Load the guessing of Miller index.

Parameters
filenamestr

A netcdf4 file of the guessing results.

load_previous_result(result_file: str) None[source]

Load the result from the previous peak indexing.

Parameters
result_filestr

Output file from the PeakIndexer.

save_miller_index(filename: str) None[source]

Save the guess of Miller index.

Parameters
filenamestr

A destination of netcdf4 file.

show(best_n: Optional[int] = None) None[source]

Print out the indexing results.

Parameters
best_nT.Optional[int], optional

Only print out best n results, by default None

visualize(dataset_id: int, peak_ids: Optional[List[str]] = None, **kwargs) None[source]
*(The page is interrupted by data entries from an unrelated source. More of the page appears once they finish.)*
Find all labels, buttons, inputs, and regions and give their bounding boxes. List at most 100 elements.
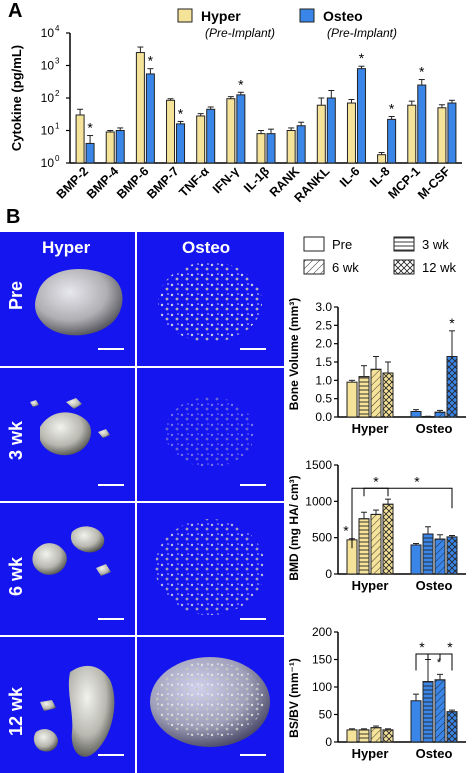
y-tick-label: 50 (319, 708, 333, 722)
y-axis-label-bone-volume: Bone Volume (mm³) (287, 298, 301, 410)
significance-star: * (414, 473, 420, 489)
micro-ct-image-grid: Hyper Osteo Pre 3 wk 6 wk 12 wk (0, 232, 284, 773)
scale-bar (98, 754, 124, 756)
significance-star: * (178, 105, 184, 121)
y-tick-label: 500 (312, 531, 332, 545)
x-tick-label: BMP-6 (114, 164, 151, 201)
bar-hyper (105, 131, 115, 164)
bar-osteo (176, 123, 186, 164)
y-tick-label: 10 (41, 124, 55, 138)
bar-pattern (358, 376, 370, 418)
x-tick-label: IFN-γ (210, 164, 242, 196)
significance-star: * (389, 100, 395, 116)
bar-osteo (387, 118, 397, 164)
y-tick-label: 2.0 (315, 337, 332, 351)
grid-divider-row3 (0, 635, 284, 637)
bar-hyper (135, 52, 145, 164)
significance-star: * (373, 473, 379, 489)
bar-hyper (377, 154, 387, 164)
bar-pattern (434, 679, 446, 743)
bar-osteo (326, 97, 336, 164)
bar-pattern (370, 513, 382, 575)
bar-osteo (85, 142, 95, 164)
bar-hyper (256, 133, 266, 164)
significance-bracket (351, 487, 453, 549)
legend-label-3wk: 3 wk (422, 237, 449, 252)
legend-swatch-pre (303, 236, 325, 252)
y-tick-label: 0.0 (315, 410, 332, 424)
cytokine-chart: Hyper (Pre-Implant) Osteo (Pre-Implant) … (9, 8, 462, 205)
x-tick-label: Hyper (352, 578, 389, 593)
bar-osteo (266, 133, 276, 164)
bar-hyper (437, 107, 447, 164)
legend-swatch-hyper (177, 8, 193, 23)
legend-label-hyper: Hyper (201, 8, 241, 24)
significance-star: * (238, 76, 244, 92)
significance-bracket (363, 487, 389, 497)
column-header-osteo: Osteo (182, 238, 231, 257)
bone-render-icon (30, 262, 270, 757)
y-tick-label: 1500 (305, 458, 332, 472)
x-tick-label: IL-8 (367, 164, 393, 190)
bar-pattern (382, 372, 394, 418)
bar-hyper-pre (346, 381, 358, 418)
significance-star: * (343, 522, 349, 538)
x-tick-label: IL-6 (337, 164, 363, 190)
legend-label-osteo: Osteo (323, 8, 363, 24)
y-tick-exponent: 0 (55, 154, 60, 163)
significance-star: * (87, 120, 93, 136)
bar-hyper (407, 104, 417, 164)
bar-hyper-pre (346, 729, 358, 743)
legend-label-6wk: 6 wk (332, 260, 359, 275)
bar-hyper (316, 104, 326, 164)
significance-star: * (447, 639, 453, 655)
bar-osteo (206, 108, 216, 164)
y-tick-label: 1000 (305, 494, 332, 508)
bar-osteo (236, 94, 246, 164)
micro-ct-charts: Pre 3 wk 6 wk 12 wk Bone Volume (mm³) BM… (287, 236, 466, 761)
x-tick-label: Osteo (416, 421, 453, 436)
grid-divider-row2 (0, 501, 284, 503)
x-tick-label: Osteo (416, 746, 453, 761)
significance-bracket (427, 653, 453, 671)
x-tick-label: MCP-1 (385, 164, 422, 201)
y-tick-label: 150 (312, 653, 332, 667)
y-tick-label: 3.0 (315, 300, 332, 314)
y-tick-label: 0.5 (315, 392, 332, 406)
y-axis-label-bmd: BMD (mg HA/ cm³) (287, 475, 301, 580)
bar-osteo (356, 68, 366, 164)
legend-swatch-3wk (393, 236, 415, 252)
bar-osteo-pre (410, 700, 422, 743)
legend-swatch-osteo (299, 8, 315, 23)
legend-swatch-12wk (393, 259, 415, 275)
legend-label-12wk: 12 wk (422, 260, 456, 275)
y-tick-label: 10 (41, 91, 55, 105)
bar-pattern (446, 711, 458, 743)
x-tick-label: BMP-7 (144, 164, 181, 201)
bar-pattern (358, 729, 370, 743)
x-tick-label: BMP-2 (54, 164, 91, 201)
bar-hyper (196, 115, 206, 164)
bar-pattern (434, 538, 446, 575)
x-tick-label: Hyper (352, 421, 389, 436)
column-header-hyper: Hyper (42, 238, 91, 257)
legend-sub-hyper: (Pre-Implant) (205, 26, 275, 40)
scale-bar (98, 484, 124, 486)
y-tick-label: 0 (325, 567, 332, 581)
bar-osteo (115, 130, 125, 164)
x-tick-label: M-CSF (415, 164, 453, 202)
bar-pattern (446, 536, 458, 575)
bar-hyper (166, 99, 176, 164)
legend-label-pre: Pre (332, 237, 352, 252)
bar-pattern (446, 356, 458, 418)
bar-pattern (370, 727, 382, 743)
y-tick-label: 2.5 (315, 318, 332, 332)
y-tick-label: 0 (325, 735, 332, 749)
bar-pattern (382, 503, 394, 575)
scale-bar (240, 618, 266, 620)
bar-pattern (422, 533, 434, 575)
y-tick-exponent: 2 (55, 89, 60, 98)
significance-star: * (419, 639, 425, 655)
y-tick-label: 10 (41, 26, 55, 40)
bar-hyper (75, 114, 85, 164)
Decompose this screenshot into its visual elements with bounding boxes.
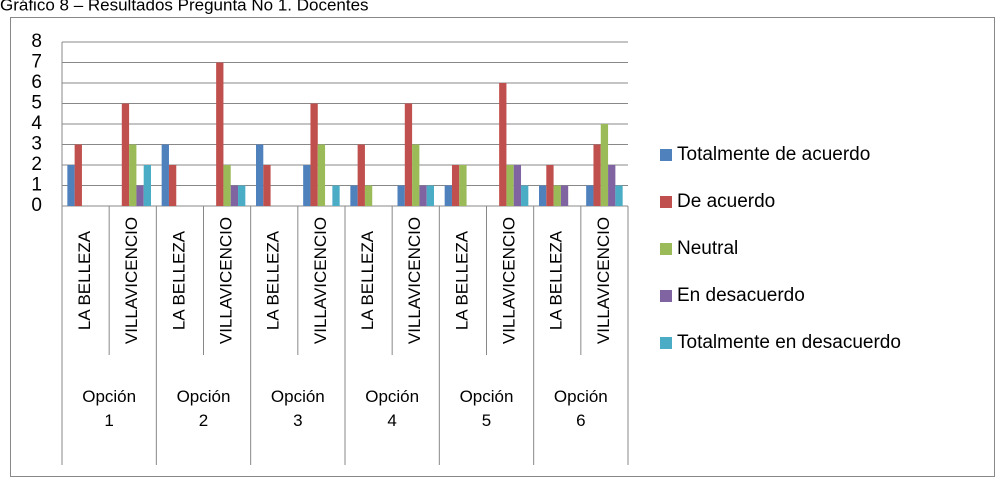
x-tick-label: VILLAVICENCIO [594,217,613,344]
y-tick-label: 5 [31,93,42,114]
bar [256,144,264,206]
bar [459,165,467,206]
group-label: Opción 5 [460,387,514,430]
bar [397,185,405,206]
legend-label: Totalmente de acuerdo [677,144,870,165]
bar [303,165,311,206]
bar [230,185,239,206]
x-tick-label: VILLAVICENCIO [311,217,330,344]
legend-swatch [660,337,672,349]
bar [593,144,601,206]
bar [539,185,547,206]
group-label: Opción 1 [82,387,136,430]
x-tick-label: VILLAVICENCIO [405,217,424,344]
bar [521,185,529,206]
y-tick-label: 6 [31,72,42,93]
chart-title: Gráfico 8 – Resultados Pregunta No 1. Do… [0,0,369,14]
group-label: Opción 3 [271,387,325,430]
bar [600,124,609,206]
bar [560,185,569,206]
x-tick-label: LA BELLEZA [452,230,471,330]
bar [586,185,594,206]
x-tick-label: VILLAVICENCIO [122,217,141,344]
y-tick-label: 7 [31,52,42,73]
x-tick-label: VILLAVICENCIO [217,217,236,344]
y-tick-label: 2 [31,154,42,175]
legend-swatch [660,290,672,302]
y-tick-label: 8 [31,31,42,52]
bar [608,165,616,206]
bar [364,185,373,206]
x-tick-label: LA BELLEZA [169,230,188,330]
bar [129,144,137,206]
bar [216,62,224,206]
x-tick-label: VILLAVICENCIO [500,217,519,344]
x-tick-label: LA BELLEZA [547,230,566,330]
bar [513,165,522,206]
legend-label: Totalmente en desacuerdo [677,332,901,353]
y-tick-label: 1 [31,175,42,196]
group-label: Opción 2 [177,387,231,430]
bar [310,103,318,206]
chart-frame [10,17,995,477]
x-tick-label: LA BELLEZA [358,230,377,330]
bar [332,185,340,206]
bar [161,144,169,206]
bar [546,165,554,206]
bar [419,185,427,206]
bar [74,144,82,206]
legend-swatch [660,149,672,161]
bar [143,165,151,206]
y-tick-label: 3 [31,134,42,155]
x-tick-label: LA BELLEZA [75,230,94,330]
bar [67,165,75,206]
bar [317,144,326,206]
bar [444,185,452,206]
bar [357,144,365,206]
bar [451,165,460,206]
bar [350,185,358,206]
bar [615,185,623,206]
bar [412,144,420,206]
y-tick-label: 0 [31,195,42,216]
bar [506,165,514,206]
bar [263,165,271,206]
legend-label: Neutral [677,238,738,259]
legend-label: De acuerdo [677,191,775,212]
legend-label: En desacuerdo [677,285,805,306]
bar [553,185,561,206]
y-tick-label: 4 [31,113,42,134]
legend-swatch [660,243,672,255]
bar [404,103,413,206]
bar [426,185,434,206]
bar [238,185,246,206]
bar [223,165,231,206]
group-label: Opción 4 [365,387,419,430]
legend-swatch [660,196,672,208]
bar [168,165,177,206]
bar [121,103,130,206]
bar [136,185,144,206]
bar [499,83,507,206]
x-tick-label: LA BELLEZA [264,230,283,330]
group-label: Opción 6 [554,387,608,430]
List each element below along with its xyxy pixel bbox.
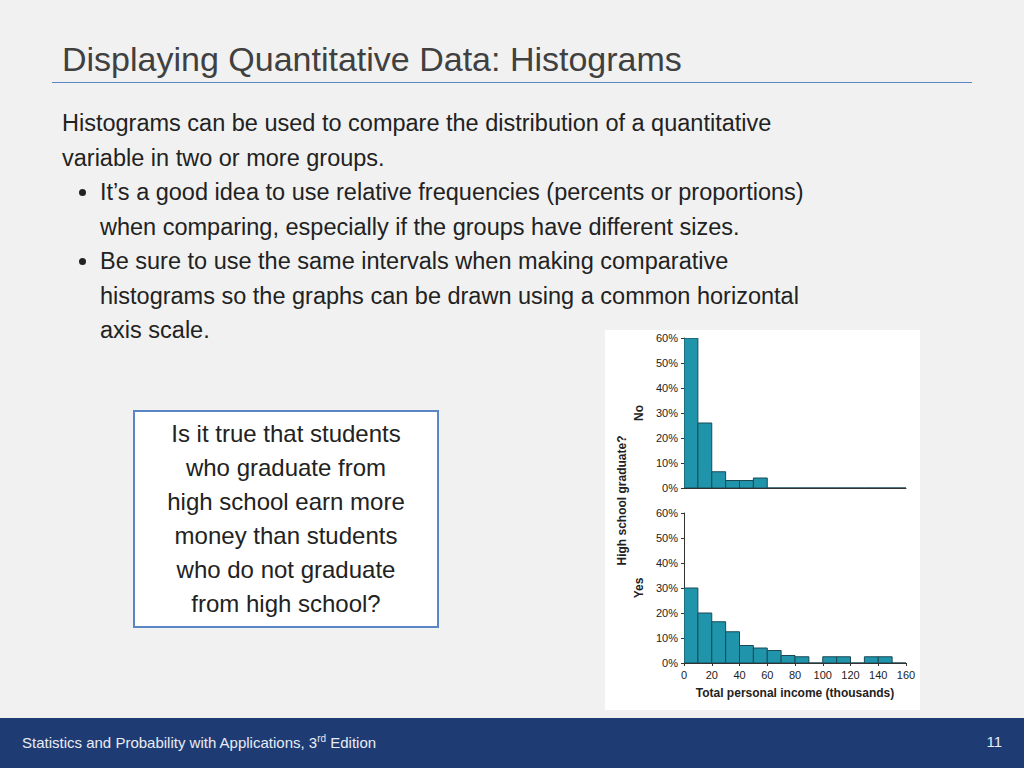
html-text:who graduate from: who graduate from [185,454,386,481]
html-text:Is it true that students: Is it true that students [171,420,401,447]
svg-text:100: 100 [814,669,832,681]
html-text:It’s a good idea to use relati: It’s a good idea to use relative frequen… [100,179,804,205]
svg-text:10%: 10% [656,457,678,469]
html-text:histograms so the graphs can b: histograms so the graphs can be drawn us… [100,282,799,309]
svg-text:40%: 40% [656,557,678,569]
svg-text:0%: 0% [662,482,678,494]
svg-text:30%: 30% [656,407,678,419]
svg-text:10%: 10% [656,632,678,644]
svg-text:20%: 20% [656,432,678,444]
svg-text:20%: 20% [656,607,678,619]
html-text:when comparing, especially if: when comparing, especially if the groups… [100,213,740,240]
html-text:from high school?: from high school? [191,590,381,617]
svg-text:60%: 60% [656,332,678,344]
html-text:axis scale.: axis scale. [100,317,210,343]
html-text:Histograms can be used to comp: Histograms can be used to compare the di… [62,110,772,136]
svg-text:80: 80 [789,669,801,681]
svg-text:120: 120 [841,669,859,681]
html-text:Displaying Quantitative Data:: Displaying Quantitative Data: Histograms [62,40,682,78]
svg-text:0%: 0% [662,657,678,669]
svg-text:160: 160 [897,669,915,681]
svg-text:50%: 50% [656,532,678,544]
svg-text:60: 60 [761,669,773,681]
svg-text:60%: 60% [656,507,678,519]
html-text:high school earn more: high school earn more [167,488,405,515]
html-text:11: 11 [986,733,1002,750]
svg-text:Total personal income (thousan: Total personal income (thousands) [696,686,894,700]
svg-text:40%: 40% [656,382,678,394]
svg-text:40: 40 [733,669,745,681]
svg-text:50%: 50% [656,357,678,369]
html-text:Be sure to use the same interv: Be sure to use the same intervals when m… [100,248,729,274]
html-text:Statistics and Probability wit: Statistics and Probability with Applicat… [22,733,377,751]
html-text:who do not graduate: who do not graduate [176,556,396,583]
svg-text:0: 0 [681,669,687,681]
svg-text:140: 140 [869,669,887,681]
svg-text:Yes: Yes [632,577,646,598]
html-text:money than students: money than students [174,522,398,549]
svg-text:30%: 30% [656,582,678,594]
svg-text:High school graduate?: High school graduate? [615,435,629,565]
html-text:variable in two or more groups: variable in two or more groups. [62,144,385,171]
svg-text:20: 20 [706,669,718,681]
svg-text:No: No [632,405,646,421]
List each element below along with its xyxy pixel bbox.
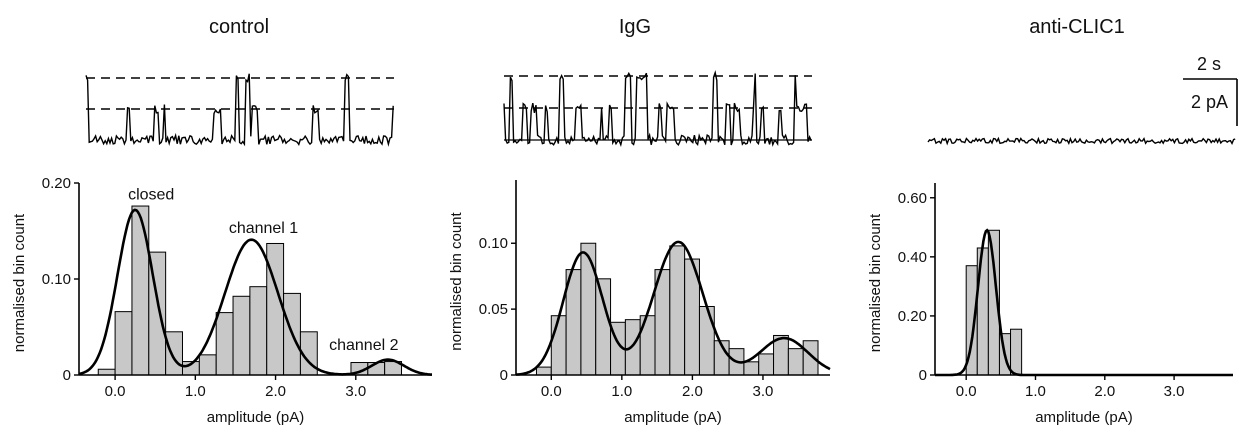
peak-annotation: channel 1 [229, 220, 298, 237]
current-trace-line [85, 73, 394, 147]
peak-annotation: closed [128, 186, 174, 203]
y-tick-label: 0 [63, 367, 71, 384]
histogram-bar [131, 205, 150, 376]
y-tick-label: 0.20 [898, 308, 927, 325]
histogram-bar [249, 286, 268, 376]
x-tick-label: 2.0 [265, 383, 286, 400]
y-tick-label: 0.20 [42, 175, 71, 192]
x-tick-label: 1.0 [1025, 383, 1046, 400]
x-axis-label: amplitude (pA) [624, 409, 722, 426]
gaussian-fit-curve [515, 240, 831, 376]
current-trace-anti-clic1 [927, 136, 1236, 146]
current-trace-line [503, 69, 812, 147]
x-tick-label: 3.0 [1164, 383, 1185, 400]
histogram-bar [787, 348, 804, 376]
y-axis-label: normalised bin count [448, 211, 465, 350]
histogram-2: 0.0 1.0 2.0 3.0 0 0.20 0.40 0.60 amplitude (pA) n… [867, 183, 1233, 426]
histogram-bar [698, 305, 715, 376]
y-axis-label: normalised bin count [11, 213, 28, 352]
histogram-bar [165, 331, 183, 376]
y-axis-label: normalised bin count [867, 213, 884, 352]
histogram-panels: 0.0 1.0 2.0 3.0 0 0.10 0.20 amplitude (pA) norma… [11, 175, 1233, 426]
peak-annotation: channel 2 [329, 337, 398, 354]
histogram-bar [198, 354, 217, 376]
histogram-bar [232, 295, 251, 376]
histogram-0: 0.0 1.0 2.0 3.0 0 0.10 0.20 amplitude (pA) norma… [11, 175, 432, 426]
current-traces [85, 69, 1236, 147]
y-tick-label: 0 [500, 367, 508, 384]
current-trace-control [85, 73, 394, 147]
panel-title-control: control [209, 16, 269, 38]
y-tick-label: 0.10 [479, 235, 508, 252]
current-trace-igg [503, 69, 812, 147]
histogram-1: 0.0 1.0 2.0 3.0 0 0.05 0.10 amplitude (pA) norma… [448, 180, 831, 426]
y-tick-label: 0 [919, 367, 927, 384]
histogram-bar [743, 361, 760, 376]
x-tick-label: 1.0 [185, 383, 206, 400]
scale-bar: 2 s 2 pA [1183, 54, 1238, 126]
x-tick-label: 3.0 [345, 383, 366, 400]
x-tick-label: 2.0 [682, 383, 703, 400]
y-tick-label: 0.40 [898, 249, 927, 266]
histogram-bar [550, 315, 567, 376]
x-tick-label: 3.0 [753, 383, 774, 400]
current-trace-line [927, 136, 1236, 146]
histogram-bar [97, 368, 116, 376]
x-axis-label: amplitude (pA) [207, 409, 305, 426]
gaussian-fit-curve [78, 208, 432, 376]
histogram-bar [758, 353, 775, 376]
x-tick-label: 0.0 [956, 383, 977, 400]
histogram-bar [669, 245, 686, 376]
histogram-bar [215, 312, 234, 376]
panel-title-igg: IgG [619, 16, 651, 38]
x-tick-label: 1.0 [611, 383, 632, 400]
panel-title-anti-clic1: anti-CLIC1 [1029, 16, 1125, 38]
x-tick-label: 2.0 [1094, 383, 1115, 400]
x-tick-label: 0.0 [105, 383, 126, 400]
scale-bar-current-label: 2 pA [1191, 92, 1228, 112]
histogram-bar [535, 366, 552, 376]
scale-bar-time-label: 2 s [1197, 54, 1221, 74]
y-tick-label: 0.10 [42, 271, 71, 288]
histogram-bar [595, 278, 612, 376]
x-axis-label: amplitude (pA) [1035, 409, 1133, 426]
histogram-bar [580, 242, 597, 376]
y-tick-label: 0.05 [479, 301, 508, 318]
histogram-bar [1010, 328, 1023, 376]
y-tick-label: 0.60 [898, 190, 927, 207]
histogram-bar [114, 311, 133, 376]
histogram-bar [266, 242, 285, 376]
x-tick-label: 0.0 [541, 383, 562, 400]
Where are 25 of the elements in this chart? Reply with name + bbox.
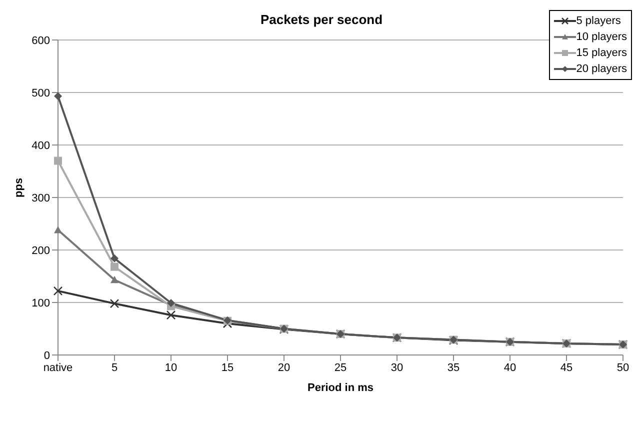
y-tick-label: 300 [32,192,50,204]
legend-label: 10 players [576,31,627,43]
y-tick-label: 200 [32,244,50,257]
chart-title: Packets per second [260,12,383,27]
x-tick-label: 5 [111,362,118,374]
legend-label: 20 players [576,63,627,75]
x-tick-label: 10 [164,362,178,374]
y-tick-label: 100 [32,297,50,310]
x-tick-label: 25 [334,362,347,374]
x-tick-label: 30 [390,362,404,374]
x-axis-title: Period in ms [307,382,374,394]
x-tick-label: 45 [560,362,573,374]
x-tick-label: 15 [221,362,234,374]
y-axis-title: pps [12,178,25,198]
y-tick-label: 600 [32,34,50,47]
y-tick-label: 500 [32,87,50,100]
x-tick-label: native [43,362,73,374]
x-tick-label: 20 [278,362,290,374]
y-tick-label: 400 [32,140,50,152]
legend-label: 15 players [576,47,627,59]
x-tick-label: 50 [616,362,630,374]
x-tick-label: 40 [504,362,516,374]
y-tick-label: 0 [44,350,50,362]
x-tick-label: 35 [447,362,460,374]
legend-label: 5 players [576,15,621,27]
Visualize the crystal maps.

Parameters
dataset_idint

A 0-index ID of the dataset.

peaksList[str], optional

A list of peak id in that dataset, by default None

class crystalmapping.peakindexer.PredictedReflection(q: Optional[ndarray] = None, d: Optional[ndarray] = None, tth: Optional[ndarray] = None, hkls: Optional[List[ndarray]] = None)[source]

The results of the predicted reflection.